A very large database that stores historical and up-to-date information from a variety of sources and is optimized for fast query answering.
It is involved in three continuous processes:
1) At regular intervals, it extracts data from its information sources, loads it into auxiliary tables, and subsequently cleans and transforms the loaded data in order to make it suitable for the data warehouse schema;
2) It processes queries from users and from data analysis applications; and
3) It archives the data that is no longer needed by means of tertiary storage technology.
Most enterprises today employ computer-based information systems for financial accounting, purchase, sales and inventory management, production planning and control. In order to efficiently use the vast amount of information that these operational systems have been collecting over the years for planning and decision making purposes, the various kinds of information from all relevant sources have to be merged and consolidated in a data warehouse.

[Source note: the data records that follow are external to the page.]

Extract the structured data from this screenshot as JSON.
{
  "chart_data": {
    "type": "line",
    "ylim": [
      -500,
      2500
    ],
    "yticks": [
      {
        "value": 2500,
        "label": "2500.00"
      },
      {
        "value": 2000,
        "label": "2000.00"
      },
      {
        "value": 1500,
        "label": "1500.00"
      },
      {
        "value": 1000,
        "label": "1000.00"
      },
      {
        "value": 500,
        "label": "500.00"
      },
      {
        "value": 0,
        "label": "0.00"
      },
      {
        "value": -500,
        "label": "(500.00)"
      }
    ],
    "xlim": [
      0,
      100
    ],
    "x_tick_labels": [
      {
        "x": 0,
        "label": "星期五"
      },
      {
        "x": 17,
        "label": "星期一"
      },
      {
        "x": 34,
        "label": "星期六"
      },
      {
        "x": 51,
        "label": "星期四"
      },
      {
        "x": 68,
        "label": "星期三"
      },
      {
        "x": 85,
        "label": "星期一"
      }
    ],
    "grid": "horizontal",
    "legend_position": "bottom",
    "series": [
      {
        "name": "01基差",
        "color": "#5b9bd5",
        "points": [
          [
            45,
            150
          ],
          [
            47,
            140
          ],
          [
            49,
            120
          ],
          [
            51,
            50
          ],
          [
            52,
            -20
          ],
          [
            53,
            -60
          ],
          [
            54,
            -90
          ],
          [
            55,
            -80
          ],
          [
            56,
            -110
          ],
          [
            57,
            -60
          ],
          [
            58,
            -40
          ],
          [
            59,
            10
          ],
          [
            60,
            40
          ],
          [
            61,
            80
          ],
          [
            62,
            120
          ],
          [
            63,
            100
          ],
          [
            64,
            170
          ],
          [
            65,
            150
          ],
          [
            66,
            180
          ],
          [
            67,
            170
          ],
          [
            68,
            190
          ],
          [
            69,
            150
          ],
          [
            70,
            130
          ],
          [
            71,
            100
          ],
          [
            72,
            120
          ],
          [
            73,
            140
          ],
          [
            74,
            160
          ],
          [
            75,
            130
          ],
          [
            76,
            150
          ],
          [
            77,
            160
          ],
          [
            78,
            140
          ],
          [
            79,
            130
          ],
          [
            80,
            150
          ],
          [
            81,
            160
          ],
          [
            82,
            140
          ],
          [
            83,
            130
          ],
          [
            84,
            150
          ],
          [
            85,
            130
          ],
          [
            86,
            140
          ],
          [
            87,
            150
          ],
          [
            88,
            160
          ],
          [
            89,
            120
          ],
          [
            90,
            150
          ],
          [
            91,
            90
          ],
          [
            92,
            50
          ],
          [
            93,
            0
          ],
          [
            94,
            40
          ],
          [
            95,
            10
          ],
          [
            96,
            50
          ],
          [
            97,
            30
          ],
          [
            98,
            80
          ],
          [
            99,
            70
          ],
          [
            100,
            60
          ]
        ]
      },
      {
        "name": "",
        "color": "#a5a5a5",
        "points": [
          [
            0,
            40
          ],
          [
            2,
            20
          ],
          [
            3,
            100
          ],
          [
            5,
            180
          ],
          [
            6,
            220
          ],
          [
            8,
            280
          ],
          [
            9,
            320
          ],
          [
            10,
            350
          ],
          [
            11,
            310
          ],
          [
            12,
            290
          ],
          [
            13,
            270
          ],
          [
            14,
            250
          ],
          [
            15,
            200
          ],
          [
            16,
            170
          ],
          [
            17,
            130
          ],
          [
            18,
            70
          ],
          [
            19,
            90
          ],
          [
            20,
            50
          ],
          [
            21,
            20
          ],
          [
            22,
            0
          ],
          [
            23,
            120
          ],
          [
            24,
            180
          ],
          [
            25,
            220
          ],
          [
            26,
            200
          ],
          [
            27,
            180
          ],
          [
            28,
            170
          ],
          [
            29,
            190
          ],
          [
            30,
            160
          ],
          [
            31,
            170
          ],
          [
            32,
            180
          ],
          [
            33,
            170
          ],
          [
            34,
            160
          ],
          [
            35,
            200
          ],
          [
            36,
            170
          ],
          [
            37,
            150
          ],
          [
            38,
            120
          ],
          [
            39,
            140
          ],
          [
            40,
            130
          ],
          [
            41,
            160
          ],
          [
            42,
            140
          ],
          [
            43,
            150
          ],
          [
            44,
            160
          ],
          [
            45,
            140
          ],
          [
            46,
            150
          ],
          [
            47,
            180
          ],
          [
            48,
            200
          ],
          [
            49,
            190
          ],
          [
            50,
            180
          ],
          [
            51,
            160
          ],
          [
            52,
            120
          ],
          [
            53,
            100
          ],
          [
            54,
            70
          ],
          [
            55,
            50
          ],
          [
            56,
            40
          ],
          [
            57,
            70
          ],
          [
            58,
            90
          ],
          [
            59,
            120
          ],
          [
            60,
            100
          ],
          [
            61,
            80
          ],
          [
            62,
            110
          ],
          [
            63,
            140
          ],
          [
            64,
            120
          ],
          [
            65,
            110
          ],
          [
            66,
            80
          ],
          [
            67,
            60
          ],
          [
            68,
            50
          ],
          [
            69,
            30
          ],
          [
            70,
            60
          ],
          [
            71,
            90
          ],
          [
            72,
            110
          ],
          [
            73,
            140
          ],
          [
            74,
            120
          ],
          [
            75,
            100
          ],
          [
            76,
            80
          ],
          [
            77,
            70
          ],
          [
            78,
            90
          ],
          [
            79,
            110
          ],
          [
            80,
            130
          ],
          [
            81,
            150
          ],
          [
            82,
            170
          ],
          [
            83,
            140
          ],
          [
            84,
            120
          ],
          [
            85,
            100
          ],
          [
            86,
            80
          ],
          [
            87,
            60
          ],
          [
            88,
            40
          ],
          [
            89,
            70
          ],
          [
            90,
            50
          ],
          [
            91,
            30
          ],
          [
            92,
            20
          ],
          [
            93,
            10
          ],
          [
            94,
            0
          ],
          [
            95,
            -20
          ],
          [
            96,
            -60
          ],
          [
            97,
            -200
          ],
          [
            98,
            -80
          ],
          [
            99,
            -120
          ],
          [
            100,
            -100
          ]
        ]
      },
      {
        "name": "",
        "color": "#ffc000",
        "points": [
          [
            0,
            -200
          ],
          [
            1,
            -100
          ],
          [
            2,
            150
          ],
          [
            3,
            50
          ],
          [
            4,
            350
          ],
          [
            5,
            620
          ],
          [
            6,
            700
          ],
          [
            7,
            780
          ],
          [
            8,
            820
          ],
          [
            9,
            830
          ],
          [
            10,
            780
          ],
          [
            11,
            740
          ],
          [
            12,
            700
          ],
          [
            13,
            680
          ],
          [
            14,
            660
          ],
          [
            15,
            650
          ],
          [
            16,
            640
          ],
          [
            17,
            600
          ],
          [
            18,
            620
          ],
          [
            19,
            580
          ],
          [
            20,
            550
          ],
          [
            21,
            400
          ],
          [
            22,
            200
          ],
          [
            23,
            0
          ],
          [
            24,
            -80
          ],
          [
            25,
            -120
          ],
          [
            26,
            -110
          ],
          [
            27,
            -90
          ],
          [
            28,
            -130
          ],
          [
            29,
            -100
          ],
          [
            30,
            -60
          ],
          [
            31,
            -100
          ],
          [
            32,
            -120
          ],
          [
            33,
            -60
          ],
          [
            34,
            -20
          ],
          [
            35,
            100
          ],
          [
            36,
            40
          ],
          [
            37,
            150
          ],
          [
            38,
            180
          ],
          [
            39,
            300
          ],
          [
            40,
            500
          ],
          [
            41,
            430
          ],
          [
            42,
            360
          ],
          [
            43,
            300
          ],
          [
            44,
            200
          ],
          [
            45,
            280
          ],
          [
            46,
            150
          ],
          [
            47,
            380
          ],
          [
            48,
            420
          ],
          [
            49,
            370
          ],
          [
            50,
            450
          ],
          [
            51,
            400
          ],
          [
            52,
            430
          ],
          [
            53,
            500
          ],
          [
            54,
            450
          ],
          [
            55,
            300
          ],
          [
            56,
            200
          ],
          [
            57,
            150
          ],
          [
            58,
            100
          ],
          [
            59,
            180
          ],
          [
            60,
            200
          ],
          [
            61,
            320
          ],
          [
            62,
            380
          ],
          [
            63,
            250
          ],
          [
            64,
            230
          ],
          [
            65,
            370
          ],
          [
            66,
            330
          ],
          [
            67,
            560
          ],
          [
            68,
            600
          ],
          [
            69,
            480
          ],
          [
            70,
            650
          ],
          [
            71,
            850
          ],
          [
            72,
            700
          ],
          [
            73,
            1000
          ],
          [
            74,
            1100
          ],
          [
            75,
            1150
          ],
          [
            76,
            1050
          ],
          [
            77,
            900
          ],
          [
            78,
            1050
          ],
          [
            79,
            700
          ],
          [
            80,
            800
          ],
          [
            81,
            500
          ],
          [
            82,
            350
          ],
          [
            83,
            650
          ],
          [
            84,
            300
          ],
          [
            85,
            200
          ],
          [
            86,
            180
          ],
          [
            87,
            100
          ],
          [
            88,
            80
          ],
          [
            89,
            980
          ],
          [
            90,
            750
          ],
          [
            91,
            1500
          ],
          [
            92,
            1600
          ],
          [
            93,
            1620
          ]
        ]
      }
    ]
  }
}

While an operational database is mainly accessed by OLTP applications that update its content, a data warehouse is mainly accessed by ad hoc user queries and by special data analysis programs, also called Online Analytical Processing (OLAP) applications. For instance, in a banking environment, there may be an OLTP application for controlling the banks’s automated teller machines (ATMs). This application performs frequent updates to tables storing current account information in a detailed format. On the other hand, there may be an OLAP application for analyzing the behavior of bank customers. A typical query that could be answered by such a system would be to calculate the average amount that customers of a certain age withdraw from their account by using ATMs in a certain region. In order to attain quick response times for such complex queries, the bank would maintain a data warehouse into which all the relevant information (including historical account data) from other databases is loaded and suitably aggregated.
Typically, queries in data warehouses refer to business events, such as sales transactions or online shop visits, that are recorded in event history tables (also called `fact tables’) with designated columns for storing the time point and the location at which the event occurred. Usually, an event record has certain numerical parameters such as an amount, a quantity, or a duration, and certain additional parameters such as references to the agents and objects involved in the event.
While the numerical parameters are the basis for forming statistical queries, the time, the location and certain reference parameters are used as the dimensions of the requested statistics. There are special data management techniques, also
called multidimensional databases, for representing and processing this type of multidimensional data.